While the unemployment rate has yet to fall to its pre-pandemic level, another measure of labor market tightness has reached levels not seen since the 1970s: job openings per unemployed person. Indeed, in the press conference following the March FOMC meeting, Chair Powell characterized January's ratio of 1.7 as "a very, very tight labor market, tight to an unhealthy level." Does this mean there's a risk of 1970s-style inflation?
Figure 1 below shows the history of job openings per unemployed person dating back to 1951. Prior to the pandemic, the last time we observed a value of 1.7 was August 1973.
Technically, the Bureau of Labor Statistics' data from its Job Openings and Labor Turnover Survey (JOLTS) only start in 2000 — so how did we calculate the longer history? We benchmarked historical job opening levels to the Conference Board's now-discontinued Help-Wanted Advertising Index (HWI). This series has a long history of being used to construct historical job openings. For example, Richmond Fed economist Thomas Lubik has used the series to study job search by already-employed workers, a topic that seems particularly timely given today's elevated quit rate and labor market churn.
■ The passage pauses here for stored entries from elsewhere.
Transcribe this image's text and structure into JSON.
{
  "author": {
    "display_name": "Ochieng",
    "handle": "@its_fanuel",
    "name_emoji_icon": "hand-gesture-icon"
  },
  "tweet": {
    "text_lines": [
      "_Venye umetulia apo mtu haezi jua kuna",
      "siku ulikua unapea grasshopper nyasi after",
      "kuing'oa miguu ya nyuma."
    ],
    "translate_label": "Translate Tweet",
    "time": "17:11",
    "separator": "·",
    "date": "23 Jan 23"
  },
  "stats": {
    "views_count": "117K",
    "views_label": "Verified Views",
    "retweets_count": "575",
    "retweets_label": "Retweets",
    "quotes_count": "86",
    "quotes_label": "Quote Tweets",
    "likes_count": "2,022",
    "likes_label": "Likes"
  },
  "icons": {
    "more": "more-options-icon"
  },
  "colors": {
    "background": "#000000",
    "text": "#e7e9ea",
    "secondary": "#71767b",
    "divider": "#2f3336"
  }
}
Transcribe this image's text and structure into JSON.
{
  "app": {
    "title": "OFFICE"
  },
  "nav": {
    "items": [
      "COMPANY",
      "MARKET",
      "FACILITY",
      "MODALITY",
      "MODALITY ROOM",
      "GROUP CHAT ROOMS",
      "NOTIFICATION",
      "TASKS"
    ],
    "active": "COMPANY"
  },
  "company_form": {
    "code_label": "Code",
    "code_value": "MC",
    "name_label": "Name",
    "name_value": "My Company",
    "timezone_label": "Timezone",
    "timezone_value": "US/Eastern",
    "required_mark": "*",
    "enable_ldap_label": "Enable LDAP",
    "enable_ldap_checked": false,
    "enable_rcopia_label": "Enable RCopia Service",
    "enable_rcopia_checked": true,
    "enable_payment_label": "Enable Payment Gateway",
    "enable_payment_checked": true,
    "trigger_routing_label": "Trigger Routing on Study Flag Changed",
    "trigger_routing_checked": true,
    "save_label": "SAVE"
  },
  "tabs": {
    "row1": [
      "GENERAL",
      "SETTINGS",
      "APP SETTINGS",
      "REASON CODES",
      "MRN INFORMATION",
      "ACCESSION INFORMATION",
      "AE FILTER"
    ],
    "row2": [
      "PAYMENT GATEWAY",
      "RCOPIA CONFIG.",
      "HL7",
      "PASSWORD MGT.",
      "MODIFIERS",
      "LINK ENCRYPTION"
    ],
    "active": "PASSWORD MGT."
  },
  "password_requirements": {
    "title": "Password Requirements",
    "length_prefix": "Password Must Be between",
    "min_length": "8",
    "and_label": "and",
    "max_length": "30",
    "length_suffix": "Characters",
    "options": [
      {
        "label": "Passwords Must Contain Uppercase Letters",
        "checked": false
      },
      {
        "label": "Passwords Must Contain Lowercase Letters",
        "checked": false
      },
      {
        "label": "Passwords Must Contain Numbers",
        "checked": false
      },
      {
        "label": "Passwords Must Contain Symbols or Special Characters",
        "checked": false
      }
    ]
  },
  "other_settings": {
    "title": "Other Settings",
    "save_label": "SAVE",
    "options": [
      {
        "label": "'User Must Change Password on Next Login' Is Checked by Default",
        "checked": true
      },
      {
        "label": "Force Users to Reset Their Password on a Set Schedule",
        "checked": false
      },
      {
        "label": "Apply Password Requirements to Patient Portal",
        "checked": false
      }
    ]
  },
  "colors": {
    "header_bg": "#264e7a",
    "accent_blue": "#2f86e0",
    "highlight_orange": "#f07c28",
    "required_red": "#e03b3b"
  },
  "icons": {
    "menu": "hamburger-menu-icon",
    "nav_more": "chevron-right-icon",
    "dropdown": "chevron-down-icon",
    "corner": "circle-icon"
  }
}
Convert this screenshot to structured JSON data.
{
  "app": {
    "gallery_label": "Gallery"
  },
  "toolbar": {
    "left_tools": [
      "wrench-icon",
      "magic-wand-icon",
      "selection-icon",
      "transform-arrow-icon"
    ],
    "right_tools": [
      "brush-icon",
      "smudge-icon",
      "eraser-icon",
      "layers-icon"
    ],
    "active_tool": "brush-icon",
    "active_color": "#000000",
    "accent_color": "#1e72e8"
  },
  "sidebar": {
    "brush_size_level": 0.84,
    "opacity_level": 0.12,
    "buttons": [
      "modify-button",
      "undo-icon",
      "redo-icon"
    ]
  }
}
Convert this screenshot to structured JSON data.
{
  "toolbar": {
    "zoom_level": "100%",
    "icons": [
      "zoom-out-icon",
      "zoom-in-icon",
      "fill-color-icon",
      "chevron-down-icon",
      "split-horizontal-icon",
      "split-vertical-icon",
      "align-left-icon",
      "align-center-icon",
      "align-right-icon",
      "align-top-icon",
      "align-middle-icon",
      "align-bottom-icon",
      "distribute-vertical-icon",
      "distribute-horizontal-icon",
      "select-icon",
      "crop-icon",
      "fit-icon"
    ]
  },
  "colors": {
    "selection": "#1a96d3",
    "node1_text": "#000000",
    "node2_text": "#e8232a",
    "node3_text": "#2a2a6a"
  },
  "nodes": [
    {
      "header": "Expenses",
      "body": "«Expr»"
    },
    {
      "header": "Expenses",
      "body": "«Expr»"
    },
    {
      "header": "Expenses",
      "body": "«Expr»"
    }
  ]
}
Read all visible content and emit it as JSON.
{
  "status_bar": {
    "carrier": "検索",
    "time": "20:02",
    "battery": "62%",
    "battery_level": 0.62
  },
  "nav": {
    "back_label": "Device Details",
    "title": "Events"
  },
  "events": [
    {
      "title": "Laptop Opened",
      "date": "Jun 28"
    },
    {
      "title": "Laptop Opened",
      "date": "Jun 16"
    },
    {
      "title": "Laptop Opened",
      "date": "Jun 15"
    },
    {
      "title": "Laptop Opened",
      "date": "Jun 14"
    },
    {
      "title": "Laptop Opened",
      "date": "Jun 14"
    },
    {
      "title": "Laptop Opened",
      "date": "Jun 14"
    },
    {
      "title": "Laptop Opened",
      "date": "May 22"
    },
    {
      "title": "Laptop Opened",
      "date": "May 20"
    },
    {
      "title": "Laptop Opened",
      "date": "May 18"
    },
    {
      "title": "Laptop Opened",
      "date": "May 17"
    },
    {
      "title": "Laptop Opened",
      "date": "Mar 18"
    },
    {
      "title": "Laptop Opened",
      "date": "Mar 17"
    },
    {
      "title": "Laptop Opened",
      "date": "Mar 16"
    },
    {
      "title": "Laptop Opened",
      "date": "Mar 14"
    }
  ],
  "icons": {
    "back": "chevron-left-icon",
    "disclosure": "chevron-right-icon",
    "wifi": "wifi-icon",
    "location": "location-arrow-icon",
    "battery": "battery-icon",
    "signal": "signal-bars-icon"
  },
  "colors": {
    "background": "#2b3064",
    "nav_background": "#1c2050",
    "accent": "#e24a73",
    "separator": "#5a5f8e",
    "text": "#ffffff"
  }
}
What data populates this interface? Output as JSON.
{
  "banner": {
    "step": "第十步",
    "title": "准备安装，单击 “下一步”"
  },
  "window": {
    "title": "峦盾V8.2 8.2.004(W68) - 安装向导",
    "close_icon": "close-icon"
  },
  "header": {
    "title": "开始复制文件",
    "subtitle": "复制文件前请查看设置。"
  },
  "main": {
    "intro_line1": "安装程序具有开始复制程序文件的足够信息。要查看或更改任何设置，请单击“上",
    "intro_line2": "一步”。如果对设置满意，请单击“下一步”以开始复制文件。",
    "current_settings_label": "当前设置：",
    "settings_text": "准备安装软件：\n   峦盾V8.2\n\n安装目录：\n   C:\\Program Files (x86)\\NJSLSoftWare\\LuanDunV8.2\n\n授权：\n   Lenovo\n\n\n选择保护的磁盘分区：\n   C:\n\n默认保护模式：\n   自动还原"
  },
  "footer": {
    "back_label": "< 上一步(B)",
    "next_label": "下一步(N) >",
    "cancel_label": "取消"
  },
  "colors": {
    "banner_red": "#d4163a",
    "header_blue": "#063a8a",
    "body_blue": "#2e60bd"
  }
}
Regis Barnichon at the San Francisco Fed created a composite Help-Wanted Index that combines the Conference Board's discontinued HWI with an updated online help-wanted series, documenting the HWI's close link to JOLTS in the process.
As shown in Figure 2 below, over a roughly 10-year period starting in 2001, year-over-year percent changes in the composite HWI tracked closely with year-over-year changes in BLS job postings. We extended the statistical relationship between these two series into the past to construct historical year-over-year growth rates and then backed out the implied job opening levels.
Based on job openings per unemployed person, labor markets are as tight as they were in the '70s, a time when rising wages worked in concert with rising prices to keep inflation elevated for years. While the similarities are disconcerting, thankfully this time is different: Current data on wages and inflation don't yet suggest that a 1970s-style wage-price spiral is developing today. Most important, the Fed now has an explicit 2 percent inflation target that has kept long-run inflation expectations anchored.
Views expressed in this article are those of the author and not necessarily those of the Federal Reserve Bank of Richmond or the Federal Reserve System.